Sarch adds that a broker is in the position of going to clients and assuring them that they’ll put their interests first because if the clientele leaves the broker will be fired and never receive the bonus anyway.
“[The mega-bonus] comes with a contract,” he says.
Yet Diamond says the uncertainty around the rule means that certain advisors ought to consider taking action before any such rule might come into play.
“If I know I’m going to leave anyway and waiting is a roll of the dice. maybe I want to think about doing it sooner than later,” she says. “Will the [wirehouse] firms continue to offer eye-popping deals?”
Boon to RIAs
One group that’s almost certain to benefit from a disruptive recruiting-disclosure rule is RIAs.
“Independent advisors operating under the fiduciary standard prefer transparency and most would view this rule as a positive move to inform investors of financial arrangements,” says Jon Beatty, senior vice president of Schwab Advisor Services.
Diamond agrees.

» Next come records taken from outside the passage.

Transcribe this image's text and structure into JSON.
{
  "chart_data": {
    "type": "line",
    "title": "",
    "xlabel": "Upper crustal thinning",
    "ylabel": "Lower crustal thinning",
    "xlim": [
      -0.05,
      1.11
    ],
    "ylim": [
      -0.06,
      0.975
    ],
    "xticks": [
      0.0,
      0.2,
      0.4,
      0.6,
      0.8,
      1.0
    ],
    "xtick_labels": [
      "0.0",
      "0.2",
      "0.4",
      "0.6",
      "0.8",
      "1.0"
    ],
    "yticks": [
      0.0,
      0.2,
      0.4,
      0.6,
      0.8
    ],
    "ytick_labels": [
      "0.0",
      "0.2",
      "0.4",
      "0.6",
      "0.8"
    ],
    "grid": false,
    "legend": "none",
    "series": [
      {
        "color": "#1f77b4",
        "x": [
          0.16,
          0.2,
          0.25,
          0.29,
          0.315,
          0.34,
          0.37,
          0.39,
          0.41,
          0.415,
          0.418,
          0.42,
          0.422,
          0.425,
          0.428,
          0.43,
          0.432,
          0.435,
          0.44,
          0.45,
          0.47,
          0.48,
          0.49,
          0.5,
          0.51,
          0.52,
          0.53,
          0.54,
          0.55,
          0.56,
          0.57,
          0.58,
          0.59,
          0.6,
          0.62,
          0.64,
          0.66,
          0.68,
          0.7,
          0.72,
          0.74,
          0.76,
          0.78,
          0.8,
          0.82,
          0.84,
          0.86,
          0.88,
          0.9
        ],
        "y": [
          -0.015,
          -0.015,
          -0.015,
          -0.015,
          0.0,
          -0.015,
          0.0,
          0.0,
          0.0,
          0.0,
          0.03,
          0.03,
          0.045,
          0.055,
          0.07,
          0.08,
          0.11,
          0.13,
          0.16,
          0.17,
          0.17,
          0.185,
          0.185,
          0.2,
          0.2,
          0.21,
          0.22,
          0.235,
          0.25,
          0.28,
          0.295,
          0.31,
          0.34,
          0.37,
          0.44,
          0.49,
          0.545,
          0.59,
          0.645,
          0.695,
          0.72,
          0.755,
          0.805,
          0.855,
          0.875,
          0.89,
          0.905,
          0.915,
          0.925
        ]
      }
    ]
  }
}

Her thinking is that bonuses are pretty near a high-water mark and plenty of wirehouse brokers are still choosing independence, and this shift could only encourage it.
“If it becomes a reality, it’ll be a further boon for independence,” she says.
Sarch says he isn’t so sure. “Breakaways are really following a calling” more than a dollar amount.
He adds that being an RIA doesn’t make you immune to clients’ finding out what riches you reap in moving to another firm. For instance, Luminous Capital Holdings LLC was outed by an SEC filing made by First Republic Bank showing that it had paid $125 million in cash for the Los Angeles-based RIA. See: First Republic pays a staggering sum for Luminous Capital and shifts the breakaway and M&A games in the bargain.
One thing Sarch and Diamond agree on completely is that it’s unlikely FINRA will actually take action on this issue.
“I don’t think this is going to be a 2013 initiative,” Diamond says. “I think the SEC and FINRA have bigger fish to fry.”
Wall Street will also not have to swallow what it doesn’t want, according to Friedman.
“Time will tell whether this proposal will stick. My gut tells me that the “industry” will fight it, has they have done in the past, and we will be having this same discussion three years from now when another regulatory body proposes a similar plan.”